La Commission s’adossera sur des témoignages provenant de l’Institut américain pour la paix, USIP (United States Institute of Peace), Amnesty International Tunisie et le rapport du sous-comité US Région MENA et de lutte contre le terrorisme (Commission des affaires étrangères) de la Chambre des représentants.

Pour l’USIP, la Tunisie a été depuis 2011 l’un des rares pays dans la région MENA où le multipartisme existe et un allié important des Etats-Unis dans la lutte contre le terrorisme, d’où l’importance de préserver les relations US avec lui. L’USIP reconnaît que bien avant la décision du président Kaïs Saïd de suspendre le Parlement le 25 juillet, la Tunisie était confrontée à de sérieux facteurs qui menaçaient de la déstabiliser et qui, à terme, menaçaient les intérêts américains. Il s’agit des mouvements extrémistes violents, de vagues migratoires dangereuses sur l’Europe et de risques de bouleversements sociaux dangereux au vu de la crise économique endémique que traverse le pays.

L’USIP rappelle que depuis 2011, les États-Unis ont réalisé plusieurs investissements stratégiques en Tunisie, notamment dans les domaines de la réforme de la sécurité et de la justice, dans l’assistance militaire, l’appui financier à la croissance économique, la gouvernance démocratique et l’aide aux organisations de la société civile.

Les accords « gelés » jusqu’à nouvel ordre

Avant le 25 juillet, les États-Unis s’apprêtaient à signer avec la Tunisie un accord important : le Millennium Challenge Corporation dont la valeur est de 500 millions de dollars, ce qui aurait permis de moderniser les ports tunisiens afin qu’ils répondent aux normes internationales.

Une garantie de prêt souverain de la part des Etats-Unis était également en préparation avant le 25 juillet. Tout est aujourd’hui en attente. La peur de voir le président tunisien devenir un despote semble inquiéter les autorités américaines, ceci bien que Kaïs Saïed ait, à maintes reprises, assuré, y compris dans le décret 117, que les droits de l’Homme ne sont pas menacés et que la loi sera respectée.

L’USIP conseille à la fin de son rapport de continuer à appuyer la Tunisie dans sa transition politique et économique tout en étant vigilant et en surveillant de près le processus démocratique.

L’USIP exprime par ailleurs son appréciation par rapport à la performance et l’efficacité des institutions sécuritaires tunisiennes dans la lutte contre l’extrémisme et la prévention des actes violents en Libye.

L’une des questions que le sous-comité US Région MENA traite aujourd’hui est de savoir « si les récents développements en Tunisie minent ou renforcent les arguments en faveur de l’aide et de l’engagement américains et si un changement dans les relations USA/Tunisie aura lieu ».  En fait, il n’y a aucune raison pour que les relations entre les deux pays soient sérieusement impactées par les décisions du président tunisien et le décret 117.

Sauf qu’il faut relever que les membres de la Commission du Congrès seraient fortement influencés par les lobbies des Frères musulmans très présents dans les sphères politiques américaines.

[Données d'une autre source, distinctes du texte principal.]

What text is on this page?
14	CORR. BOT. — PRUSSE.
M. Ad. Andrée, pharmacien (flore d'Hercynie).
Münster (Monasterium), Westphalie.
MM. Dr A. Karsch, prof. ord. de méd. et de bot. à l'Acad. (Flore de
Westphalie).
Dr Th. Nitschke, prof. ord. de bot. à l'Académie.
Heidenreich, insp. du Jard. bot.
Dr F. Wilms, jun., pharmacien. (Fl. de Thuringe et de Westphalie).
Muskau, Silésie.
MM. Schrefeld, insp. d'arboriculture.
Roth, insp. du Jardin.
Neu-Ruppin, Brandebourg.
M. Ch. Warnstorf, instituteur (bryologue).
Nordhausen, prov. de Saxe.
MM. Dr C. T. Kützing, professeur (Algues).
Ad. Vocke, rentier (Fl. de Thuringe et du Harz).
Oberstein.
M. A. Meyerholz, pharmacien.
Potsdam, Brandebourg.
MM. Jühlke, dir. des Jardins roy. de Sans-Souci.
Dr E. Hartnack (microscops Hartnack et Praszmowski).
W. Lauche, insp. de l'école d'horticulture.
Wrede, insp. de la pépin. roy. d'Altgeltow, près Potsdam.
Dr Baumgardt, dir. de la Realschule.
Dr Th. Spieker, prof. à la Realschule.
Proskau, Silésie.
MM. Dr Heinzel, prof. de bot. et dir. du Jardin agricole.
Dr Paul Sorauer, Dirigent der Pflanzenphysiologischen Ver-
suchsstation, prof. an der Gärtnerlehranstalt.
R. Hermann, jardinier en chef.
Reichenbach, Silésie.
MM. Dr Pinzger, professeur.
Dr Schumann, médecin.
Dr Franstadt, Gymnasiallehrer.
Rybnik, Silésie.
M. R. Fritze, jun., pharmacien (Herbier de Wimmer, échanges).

Du coup, certains Congressmen pourraient eux-mêmes devenir des “avocats du diable“.

Le président tunisien et son gouvernement sont dans l’obligation aujourd’hui de présenter au peuple tunisien et au monde une feuille de route claire, un plan réaliste et réalisable pour la relance économique et une vision politique rassurante.

Toutefois, il faut remarquer que malgré ses discours populistes et son ton inquisitoire, le diable en Tunisie n’est pas Kaïs Saïed, mais ce sont des diables et ce sont ceux qui ont mené le pays vers sa ruine. Ce sont des partis qui ont fragilisé les institutions et dont la voracité des dirigeants, des partisans et des alliés ont appauvri l’Etat et mis à mal ses équilibres financiers.

Pour conclure, nous ne le dirons jamais assez : la première préoccupation des Etats-Unis est la préservation de leurs intérêts dans la région, et à ce jour, la Tunisie considère les USA comme un allié majeur. Les deux pays, dont les relations datent de 1865, ne peuvent être rompus par des campagnes hideuses visant l’interventionnisme dans les affaires internes de la Tunisie.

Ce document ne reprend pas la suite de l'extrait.